In the third quarter of 2016, Spark accounted for 10 of 67 complaints to the ICC about gas marketers, the highest of any marketer. In the second quarter, it accounted for 17 of 101 complaints, again the highest share. And in the first quarter—the coldest—Spark had 46 of 146, nearly a third of the total.

Spark has about 52,000 natural gas customers in Illinois, Michigan, Indiana and Ohio.

Even without the aid of risk-free consumer deals, gas suppliers are making inroads in Chicago. They supplied 119,709, or 16 percent, of Peoples’ household customers in Chicago at the end of 2015, up 163 percent from 45,571 two years before, according to the ICC.
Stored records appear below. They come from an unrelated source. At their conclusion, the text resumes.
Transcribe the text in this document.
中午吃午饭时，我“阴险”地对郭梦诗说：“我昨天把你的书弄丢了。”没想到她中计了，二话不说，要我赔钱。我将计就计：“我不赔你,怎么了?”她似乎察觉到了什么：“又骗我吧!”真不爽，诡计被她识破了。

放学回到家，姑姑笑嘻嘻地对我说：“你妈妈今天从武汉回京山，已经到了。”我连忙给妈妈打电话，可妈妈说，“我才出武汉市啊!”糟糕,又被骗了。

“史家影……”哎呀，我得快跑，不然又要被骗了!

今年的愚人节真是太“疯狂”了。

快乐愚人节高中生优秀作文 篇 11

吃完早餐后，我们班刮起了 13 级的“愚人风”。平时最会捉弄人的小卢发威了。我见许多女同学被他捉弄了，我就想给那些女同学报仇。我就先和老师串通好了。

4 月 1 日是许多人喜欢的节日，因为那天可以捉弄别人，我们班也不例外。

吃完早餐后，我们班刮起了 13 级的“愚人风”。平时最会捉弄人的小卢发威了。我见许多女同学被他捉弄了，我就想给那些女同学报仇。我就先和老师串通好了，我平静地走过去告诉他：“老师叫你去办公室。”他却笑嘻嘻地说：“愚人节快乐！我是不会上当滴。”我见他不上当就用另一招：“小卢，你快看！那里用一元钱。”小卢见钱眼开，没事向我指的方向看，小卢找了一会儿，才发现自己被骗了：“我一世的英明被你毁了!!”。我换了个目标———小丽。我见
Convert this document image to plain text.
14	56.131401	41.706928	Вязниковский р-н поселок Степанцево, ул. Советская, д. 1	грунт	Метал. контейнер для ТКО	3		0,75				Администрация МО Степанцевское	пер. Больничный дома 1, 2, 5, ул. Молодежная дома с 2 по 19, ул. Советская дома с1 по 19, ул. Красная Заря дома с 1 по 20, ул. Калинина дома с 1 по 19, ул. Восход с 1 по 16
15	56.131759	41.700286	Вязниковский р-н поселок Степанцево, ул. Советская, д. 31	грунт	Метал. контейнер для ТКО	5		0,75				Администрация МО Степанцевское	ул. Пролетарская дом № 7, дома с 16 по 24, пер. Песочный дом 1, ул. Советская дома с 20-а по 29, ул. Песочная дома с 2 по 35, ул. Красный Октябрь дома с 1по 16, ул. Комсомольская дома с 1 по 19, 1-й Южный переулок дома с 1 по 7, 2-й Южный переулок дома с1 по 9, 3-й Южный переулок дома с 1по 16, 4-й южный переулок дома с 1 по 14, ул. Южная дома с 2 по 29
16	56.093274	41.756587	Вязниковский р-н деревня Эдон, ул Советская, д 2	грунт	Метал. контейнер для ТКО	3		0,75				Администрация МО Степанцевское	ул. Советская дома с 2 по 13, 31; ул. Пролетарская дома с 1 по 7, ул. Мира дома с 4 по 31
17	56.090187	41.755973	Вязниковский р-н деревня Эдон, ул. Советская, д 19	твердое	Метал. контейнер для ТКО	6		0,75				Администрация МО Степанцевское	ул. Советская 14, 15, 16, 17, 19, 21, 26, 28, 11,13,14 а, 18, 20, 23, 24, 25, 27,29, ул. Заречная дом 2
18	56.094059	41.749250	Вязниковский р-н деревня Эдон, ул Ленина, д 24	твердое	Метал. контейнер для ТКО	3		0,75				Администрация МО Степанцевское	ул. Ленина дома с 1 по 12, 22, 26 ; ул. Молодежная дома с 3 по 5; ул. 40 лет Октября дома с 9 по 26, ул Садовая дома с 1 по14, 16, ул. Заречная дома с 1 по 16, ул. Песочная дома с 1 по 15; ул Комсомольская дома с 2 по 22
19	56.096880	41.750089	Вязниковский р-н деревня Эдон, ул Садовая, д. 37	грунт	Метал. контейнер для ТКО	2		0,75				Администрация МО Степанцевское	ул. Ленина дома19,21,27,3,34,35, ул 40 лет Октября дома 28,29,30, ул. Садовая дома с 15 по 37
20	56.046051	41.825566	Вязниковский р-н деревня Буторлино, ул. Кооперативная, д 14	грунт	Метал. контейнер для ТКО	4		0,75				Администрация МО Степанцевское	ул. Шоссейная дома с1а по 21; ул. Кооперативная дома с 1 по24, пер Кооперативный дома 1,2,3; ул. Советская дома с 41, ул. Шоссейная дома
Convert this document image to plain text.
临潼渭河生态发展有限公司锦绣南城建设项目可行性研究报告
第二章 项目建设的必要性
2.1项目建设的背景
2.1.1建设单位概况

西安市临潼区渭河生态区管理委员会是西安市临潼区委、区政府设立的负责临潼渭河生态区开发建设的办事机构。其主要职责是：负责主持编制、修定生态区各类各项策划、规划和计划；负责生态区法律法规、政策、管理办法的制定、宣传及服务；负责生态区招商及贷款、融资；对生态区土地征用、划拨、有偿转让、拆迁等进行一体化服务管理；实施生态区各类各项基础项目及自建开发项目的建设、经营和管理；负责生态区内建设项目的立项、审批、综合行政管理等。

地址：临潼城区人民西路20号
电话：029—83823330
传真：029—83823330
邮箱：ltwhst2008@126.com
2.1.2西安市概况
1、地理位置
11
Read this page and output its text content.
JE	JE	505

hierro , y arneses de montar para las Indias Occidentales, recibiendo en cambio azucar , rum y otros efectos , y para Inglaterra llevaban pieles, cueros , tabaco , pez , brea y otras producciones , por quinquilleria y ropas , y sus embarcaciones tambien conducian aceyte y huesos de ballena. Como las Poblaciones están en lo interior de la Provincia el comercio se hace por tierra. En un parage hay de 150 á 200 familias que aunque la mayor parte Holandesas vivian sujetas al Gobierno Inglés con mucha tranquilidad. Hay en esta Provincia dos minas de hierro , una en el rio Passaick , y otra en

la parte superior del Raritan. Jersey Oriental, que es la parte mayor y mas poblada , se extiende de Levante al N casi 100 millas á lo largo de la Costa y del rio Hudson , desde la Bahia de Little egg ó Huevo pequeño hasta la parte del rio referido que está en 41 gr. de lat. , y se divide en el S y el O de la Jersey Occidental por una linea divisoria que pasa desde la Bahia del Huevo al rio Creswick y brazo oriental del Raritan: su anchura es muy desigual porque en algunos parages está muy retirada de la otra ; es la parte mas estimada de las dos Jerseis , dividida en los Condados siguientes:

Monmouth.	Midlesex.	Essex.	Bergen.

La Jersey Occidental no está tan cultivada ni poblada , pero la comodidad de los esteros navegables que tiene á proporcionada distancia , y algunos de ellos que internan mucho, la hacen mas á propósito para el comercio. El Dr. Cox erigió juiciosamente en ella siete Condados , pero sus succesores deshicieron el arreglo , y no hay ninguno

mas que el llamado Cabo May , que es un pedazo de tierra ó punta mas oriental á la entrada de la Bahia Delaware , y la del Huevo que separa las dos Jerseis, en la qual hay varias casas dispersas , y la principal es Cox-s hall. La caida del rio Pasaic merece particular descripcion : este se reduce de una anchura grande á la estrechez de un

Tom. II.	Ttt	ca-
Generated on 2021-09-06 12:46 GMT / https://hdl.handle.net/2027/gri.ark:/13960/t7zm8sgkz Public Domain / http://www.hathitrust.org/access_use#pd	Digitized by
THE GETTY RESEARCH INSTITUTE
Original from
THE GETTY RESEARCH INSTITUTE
With more than a third of Chicagoans living at 150 percent of what the federal government considers poverty level, consumer advocates fret that Peoples’ already high percentage of delinquent customers will grow.

Industry representatives argue that allowing suppliers to push collections to utilities reduces their costs and enables them to pass the savings to customers. Under the new ICC policy, the gas utilities also aren’t obligated to take responsibility for supplier-generated heating bills where there’s a customer dispute, at least until the dispute is resolved.

“There may be a few problems in the retail natural gas market, but it is due to marketing behavior and contractual issues that have no connection to the availability of (purchase of receivables),” Kevin Wright, president of the Illinois Competitive Energy Association, writes in an email.

Now that the commission has endorsed risk-free merchant gas sales in Chicago and the northern suburbs, will the policy be coming soon to the western and southern suburbs? Not if suburban utility Nicor has anything to say about it.

“Currently it is not in our plan to request approval of” purchase of receivables, a Nicor spokeswoman writes in an email.